Detection of RPL-based Routing Attacks Using Machine Learning Algorithms


Aydın B., Aydın H., Görmüş S., Mollahasanoğlu E.

Dicle Üniversitesi Mühendislik Fakültesi Mühendislik Dergisi, cilt.15, sa.4, ss.783-796, 2024 (Hakemli Dergi)

Özet

This study analyzes various machine learning techniques for detecting attacks against Routing Protocol for Low-Power and Lossy Networks (RPL), a routing protocol commonly used in Internet of Things (IoT) applications. RPL is often employed in IPv6-based IoT applications that require low power consumption and limited bandwidth. The research reviews recent literature examining attacks on RPL-based networks and utilizes the ROUT-4-2023 dataset for detecting routing attacks. This dataset, created using the Cooja simulator, encompasses four types of routing attacks: Blackhole Attack, Flooding Attack, DODAG Version Number Attack, and Decreased Rank Attack.
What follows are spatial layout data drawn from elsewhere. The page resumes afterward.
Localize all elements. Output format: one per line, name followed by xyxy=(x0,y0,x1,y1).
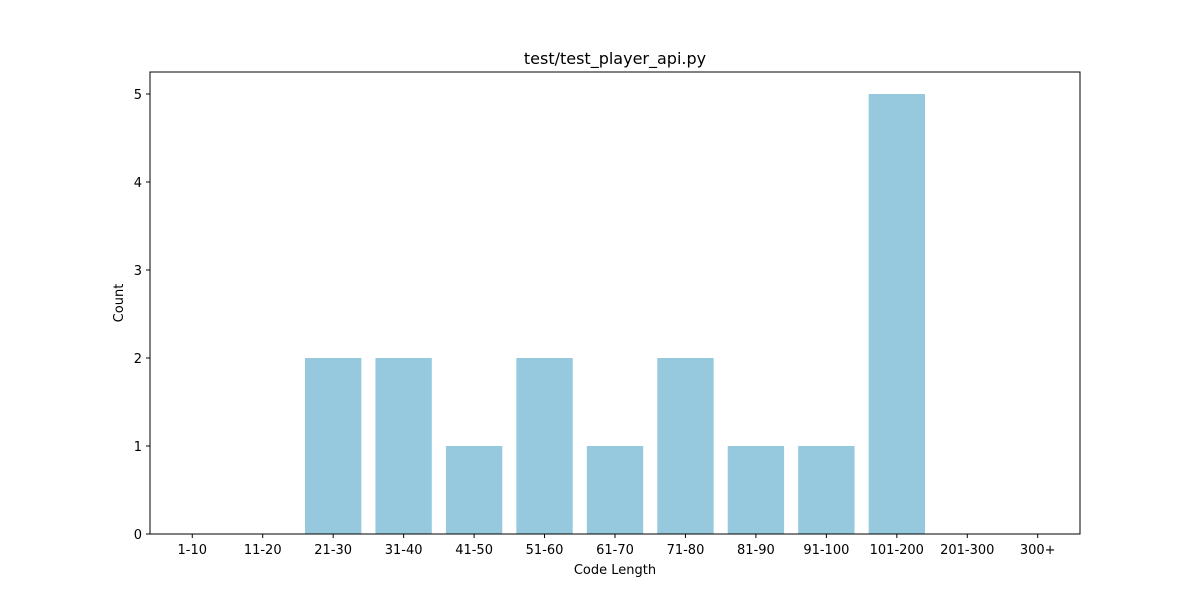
y-tick-label: 3 xyxy=(134,264,142,279)
bar-71-80 xyxy=(657,358,714,534)
bar-51-60 xyxy=(516,358,573,534)
x-tick-label: 201-300 xyxy=(940,543,994,558)
bar-31-40 xyxy=(375,358,432,534)
bar-61-70 xyxy=(586,446,644,534)
x-tick-label: 21-30 xyxy=(314,543,352,558)
y-tick-label: 1 xyxy=(134,440,142,455)
x-tick-label: 81-90 xyxy=(737,543,775,558)
x-tick-label: 61-70 xyxy=(596,543,634,558)
x-axis: 1-10 11-20 21-30 31-40 41-50 51-60 61-70 71-80 8… xyxy=(178,534,1056,558)
y-axis: 0 1 2 3 4 5 xyxy=(134,88,150,543)
y-tick-label: 0 xyxy=(134,528,142,543)
bars-group xyxy=(305,94,925,534)
y-axis-label: Count xyxy=(112,284,127,323)
y-tick-label: 2 xyxy=(134,352,142,367)
x-tick-label: 31-40 xyxy=(385,543,423,558)
y-tick-label: 4 xyxy=(134,176,142,191)
bar-91-100 xyxy=(798,446,855,534)
x-tick-label: 300+ xyxy=(1020,543,1056,558)
x-tick-label: 71-80 xyxy=(667,543,705,558)
x-tick-label: 51-60 xyxy=(526,543,564,558)
x-tick-label: 91-100 xyxy=(803,543,849,558)
bar-41-50 xyxy=(445,446,503,534)
bar-21-30 xyxy=(305,358,362,534)
x-tick-label: 1-10 xyxy=(178,543,208,558)
x-tick-label: 41-50 xyxy=(455,543,493,558)
chart-title: test/test_player_api.py xyxy=(524,49,706,69)
x-axis-label: Code Length xyxy=(574,563,656,578)
x-tick-label: 101-200 xyxy=(870,543,924,558)
x-tick-label: 11-20 xyxy=(244,543,282,558)
bar-81-90 xyxy=(727,446,785,534)
y-tick-label: 5 xyxy=(134,88,142,103)
bar-101-200 xyxy=(868,94,925,534)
The attack types are detected using machine learning techniques. In the combined dataset, the Decision Tree and Bagging algorithm exhibited the highest performance with a 99.99% accuracy. To create a more accurate representation of the real world, we incorporate a 10% level of noise into the dataset. On the noisy dataset, Random Forest algorithm performed the best with about 84.80% accuracy. The high accuracy show that the employed methods can be effectively used as an Intrusion Detection System (IDS) to protect IoT networks. As a result, this study demonstrates that machine learning techniques offer a promising approach for detecting routing attacks in the RPL protocol.